Configure PAS for OpenEdge to use OAuth2
- Last Updated: June 17, 2026
- 2 minute read
- OpenEdge
- Version 12.8
- Documentation
Open Authorization 2.0 (OAuth2) is a standard for online authorization providing login access to third-party websites and applications without exposing user account credentials.
The user's perspective
In the simplest form, an OAuth2 client logs into an application and receives a token in return by supplying their credentials.
How PAS for OpenEdge uses the token
When an OAuth2 client requests a resource, a configured PAS for OpenEdge instance requires a valid access token before allowing the client to access the service. The PAS for OpenEdge instance validates with an authorization server. The exact validation process depends on the configuration of PAS for OpenEdge and the third-party authorization server.

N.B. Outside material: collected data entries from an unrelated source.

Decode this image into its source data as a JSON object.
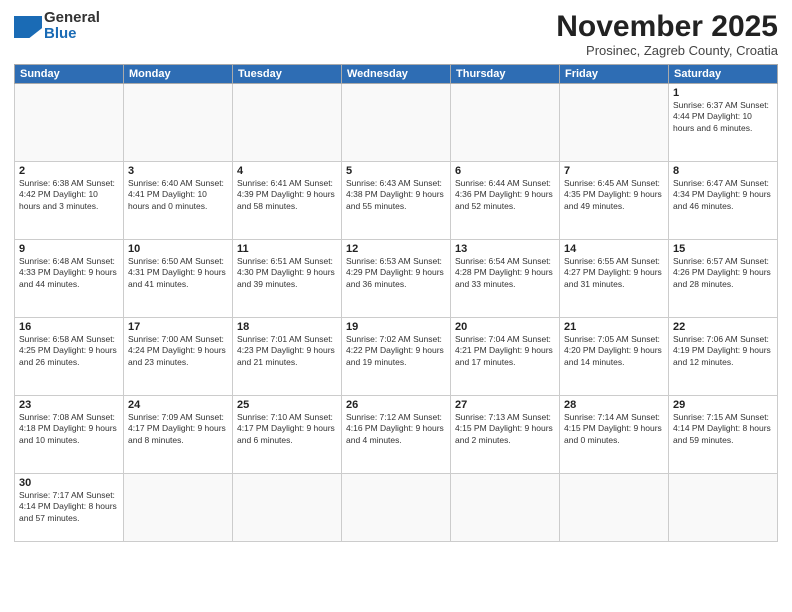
{
  "header": {
    "logo": "General Blue",
    "month": "November 2025",
    "location": "Prosinec, Zagreb County, Croatia"
  },
  "weekdays": [
    "Sunday",
    "Monday",
    "Tuesday",
    "Wednesday",
    "Thursday",
    "Friday",
    "Saturday"
  ],
  "weeks": [
    [
      {
        "day": "",
        "info": ""
      },
      {
        "day": "",
        "info": ""
      },
      {
        "day": "",
        "info": ""
      },
      {
        "day": "",
        "info": ""
      },
      {
        "day": "",
        "info": ""
      },
      {
        "day": "",
        "info": ""
      },
      {
        "day": "1",
        "info": "Sunrise: 6:37 AM\nSunset: 4:44 PM\nDaylight: 10 hours and 6 minutes."
      }
    ],
    [
      {
        "day": "2",
        "info": "Sunrise: 6:38 AM\nSunset: 4:42 PM\nDaylight: 10 hours and 3 minutes."
      },
      {
        "day": "3",
        "info": "Sunrise: 6:40 AM\nSunset: 4:41 PM\nDaylight: 10 hours and 0 minutes."
      },
      {
        "day": "4",
        "info": "Sunrise: 6:41 AM\nSunset: 4:39 PM\nDaylight: 9 hours and 58 minutes."
      },
      {
        "day": "5",
        "info": "Sunrise: 6:43 AM\nSunset: 4:38 PM\nDaylight: 9 hours and 55 minutes."
      },
      {
        "day": "6",
        "info": "Sunrise: 6:44 AM\nSunset: 4:36 PM\nDaylight: 9 hours and 52 minutes."
      },
      {
        "day": "7",
        "info": "Sunrise: 6:45 AM\nSunset: 4:35 PM\nDaylight: 9 hours and 49 minutes."
      },
      {
        "day": "8",
        "info": "Sunrise: 6:47 AM\nSunset: 4:34 PM\nDaylight: 9 hours and 46 minutes."
      }
    ],
    [
      {
        "day": "9",
        "info": "Sunrise: 6:48 AM\nSunset: 4:33 PM\nDaylight: 9 hours and 44 minutes."
      },
      {
        "day": "10",
        "info": "Sunrise: 6:50 AM\nSunset: 4:31 PM\nDaylight: 9 hours and 41 minutes."
      },
      {
        "day": "11",
        "info": "Sunrise: 6:51 AM\nSunset: 4:30 PM\nDaylight: 9 hours and 39 minutes."
      },
      {
        "day": "12",
        "info": "Sunrise: 6:53 AM\nSunset: 4:29 PM\nDaylight: 9 hours and 36 minutes."
      },
      {
        "day": "13",
        "info": "Sunrise: 6:54 AM\nSunset: 4:28 PM\nDaylight: 9 hours and 33 minutes."
      },
      {
        "day": "14",
        "info": "Sunrise: 6:55 AM\nSunset: 4:27 PM\nDaylight: 9 hours and 31 minutes."
      },
      {
        "day": "15",
        "info": "Sunrise: 6:57 AM\nSunset: 4:26 PM\nDaylight: 9 hours and 28 minutes."
      }
    ],
    [
      {
        "day": "16",
        "info": "Sunrise: 6:58 AM\nSunset: 4:25 PM\nDaylight: 9 hours and 26 minutes."
      },
      {
        "day": "17",
        "info": "Sunrise: 7:00 AM\nSunset: 4:24 PM\nDaylight: 9 hours and 23 minutes."
      },
      {
        "day": "18",
        "info": "Sunrise: 7:01 AM\nSunset: 4:23 PM\nDaylight: 9 hours and 21 minutes."
      },
      {
        "day": "19",
        "info": "Sunrise: 7:02 AM\nSunset: 4:22 PM\nDaylight: 9 hours and 19 minutes."
      },
      {
        "day": "20",
        "info": "Sunrise: 7:04 AM\nSunset: 4:21 PM\nDaylight: 9 hours and 17 minutes."
      },
      {
        "day": "21",
        "info": "Sunrise: 7:05 AM\nSunset: 4:20 PM\nDaylight: 9 hours and 14 minutes."
      },
      {
        "day": "22",
        "info": "Sunrise: 7:06 AM\nSunset: 4:19 PM\nDaylight: 9 hours and 12 minutes."
      }
    ],
    [
      {
        "day": "23",
        "info": "Sunrise: 7:08 AM\nSunset: 4:18 PM\nDaylight: 9 hours and 10 minutes."
      },
      {
        "day": "24",
        "info": "Sunrise: 7:09 AM\nSunset: 4:17 PM\nDaylight: 9 hours and 8 minutes."
      },
      {
        "day": "25",
        "info": "Sunrise: 7:10 AM\nSunset: 4:17 PM\nDaylight: 9 hours and 6 minutes."
      },
      {
        "day": "26",
        "info": "Sunrise: 7:12 AM\nSunset: 4:16 PM\nDaylight: 9 hours and 4 minutes."
      },
      {
        "day": "27",
        "info": "Sunrise: 7:13 AM\nSunset: 4:15 PM\nDaylight: 9 hours and 2 minutes."
      },
      {
        "day": "28",
        "info": "Sunrise: 7:14 AM\nSunset: 4:15 PM\nDaylight: 9 hours and 0 minutes."
      },
      {
        "day": "29",
        "info": "Sunrise: 7:15 AM\nSunset: 4:14 PM\nDaylight: 8 hours and 59 minutes."
      }
    ],
    [
      {
        "day": "30",
        "info": "Sunrise: 7:17 AM\nSunset: 4:14 PM\nDaylight: 8 hours and 57 minutes."
      },
      {
        "day": "",
        "info": ""
      },
      {
        "day": "",
        "info": ""
      },
      {
        "day": "",
        "info": ""
      },
      {
        "day": "",
        "info": ""
      },
      {
        "day": "",
        "info": ""
      },
      {
        "day": "",
        "info": ""
      }
    ]
  ]
}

To demonstrate the token exchange, this guide uses OESECTOOL as a test authorization server and then explores additional configurations available with third-party authorization servers.
How to configure PAS for OpenEdge to use OAuth2
To use OAuth2, OpenEdge security administrators must configure PAS for OpenEdge to act as a resource server. After you configure PAS for OpenEdge, it unlocks and validates OAuth2 tokens and then converts the tokens to CLIENT-PRINCIPAL objects. ABL developers use the CLIENT-PRINCIPAL object to authenticate and authorize access to ABL application resources.